Julio Gonzalez, in his early years, also worked in metalwork and painting. Since 1925, he was devoted exclusively to sculpture, while also making important production drawings of sculpture.

Post-war sculptors like Eduardo Chillida and Jorge Oteiza are heirs of this kind of sculpture from the avant-garde period. Chillida’s work is closely bound up with nature, and Oteiza’s one more, with a type of sculpture imbued with the concept of abstraction with a constructivist trend. David Smith, an American sculptor linked to Abstractionism, also confessed to be Julio González’s heir, whom he had personally met.

An input to the avant-garde Spanish sculpture of the 20th-century was the sculpture linked to the surrealist object definition. Salvador Dalí, Joan Miró and Oscar Domínguez, three painters who lived in Paris, were essential to the surrealist object definition.
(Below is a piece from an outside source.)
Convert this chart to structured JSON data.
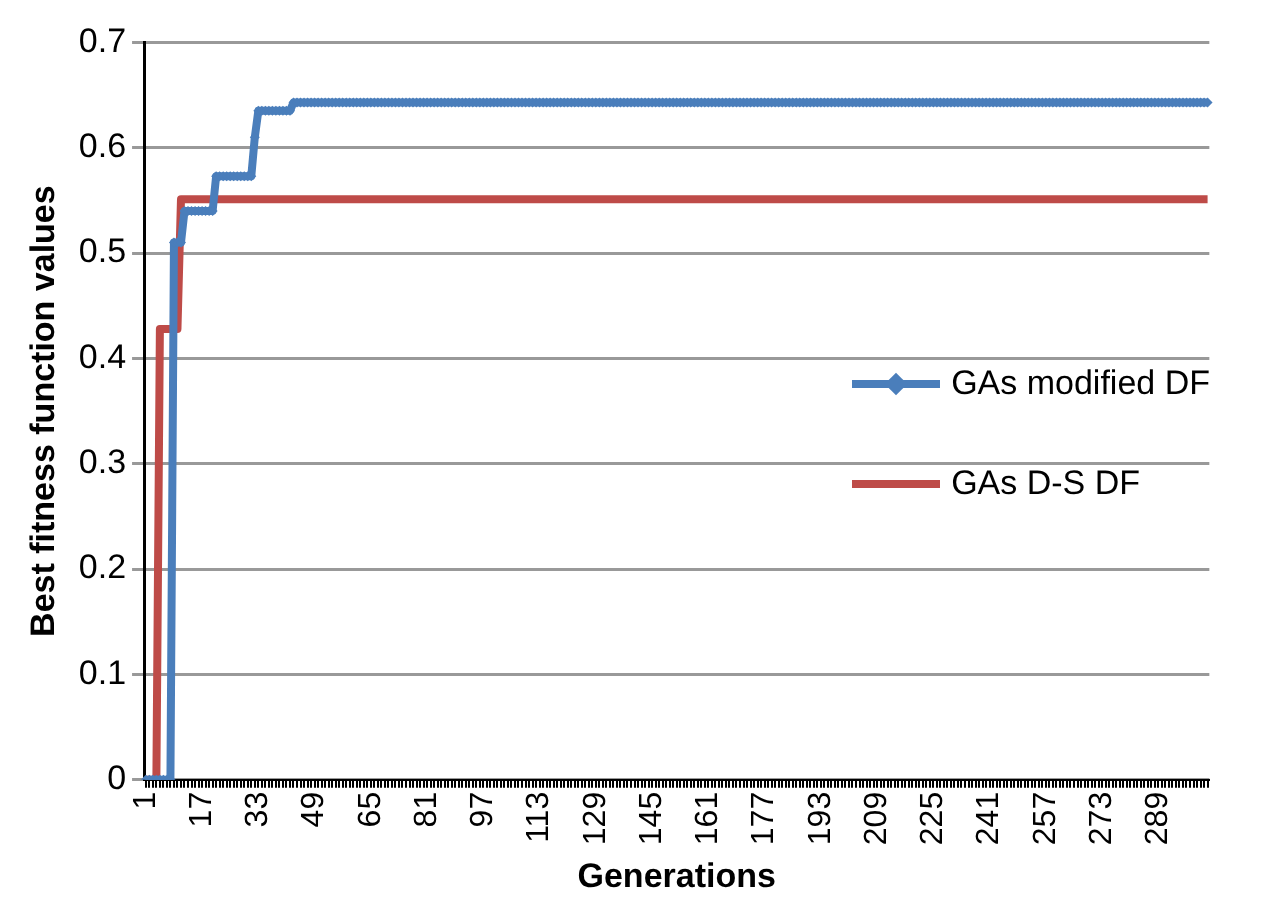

The first of them, Dalí, who invented el objeto surrealista de funcionamiento simbólico (the surrealist object of symbolic functioning), was an essential figure. His work, Portrain of Joella, at the Reina Sofia Museum, is important because it is unique.
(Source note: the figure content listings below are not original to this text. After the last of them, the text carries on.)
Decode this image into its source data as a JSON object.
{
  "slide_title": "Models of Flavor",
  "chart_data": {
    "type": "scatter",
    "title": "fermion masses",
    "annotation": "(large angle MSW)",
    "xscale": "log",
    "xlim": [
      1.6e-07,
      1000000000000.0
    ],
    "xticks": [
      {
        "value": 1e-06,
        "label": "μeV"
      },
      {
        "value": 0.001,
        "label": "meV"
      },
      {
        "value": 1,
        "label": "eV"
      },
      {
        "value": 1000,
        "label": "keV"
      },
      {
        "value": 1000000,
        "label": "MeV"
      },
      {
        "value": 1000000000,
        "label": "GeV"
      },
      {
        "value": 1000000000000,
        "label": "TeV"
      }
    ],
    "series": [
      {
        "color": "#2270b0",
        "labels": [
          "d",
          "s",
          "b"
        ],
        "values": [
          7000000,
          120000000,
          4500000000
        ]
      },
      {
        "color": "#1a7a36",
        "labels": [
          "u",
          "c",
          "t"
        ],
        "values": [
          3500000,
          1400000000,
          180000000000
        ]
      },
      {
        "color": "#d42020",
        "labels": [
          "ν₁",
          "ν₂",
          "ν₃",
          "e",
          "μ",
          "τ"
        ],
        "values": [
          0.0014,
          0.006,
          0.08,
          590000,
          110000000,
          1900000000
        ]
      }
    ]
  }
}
The second, Joan Miró, starting with the collage technique, introduced poetical suggestions to this new language and broke with traditional techniques. Joan Miró also worked in Paris and was a pioneer. After the end of the war, he conducted another type of imaginative sculpture that departed from the ways of Picasso, Arp or Ernst. Finally, the Canary painter Oscar Domínguez used, founded and manufactured objects using the Dalí concept, but pursued his own world of meaning and was able to produce an important number of high-quality surrealist objects.

Another important sculptor was Alberto, who also made paintings like Julio Gonzalez; he worked in Spain and during the years of the avant-garde, only travelled to Paris for the installation of the monumental work showed outside of the Spanish Pavilion at the International Fair of 1937.

Spanish sculpture and its styles were associated with different time periods. However, there was some overlapping too, like Modernist Spanish sculpture, in cases, merged with elements from avant-garde and abstract styles. Discovering many more names, masterpieces and techniques from the world of Spanish sculpture would be of interest to any admirer of art.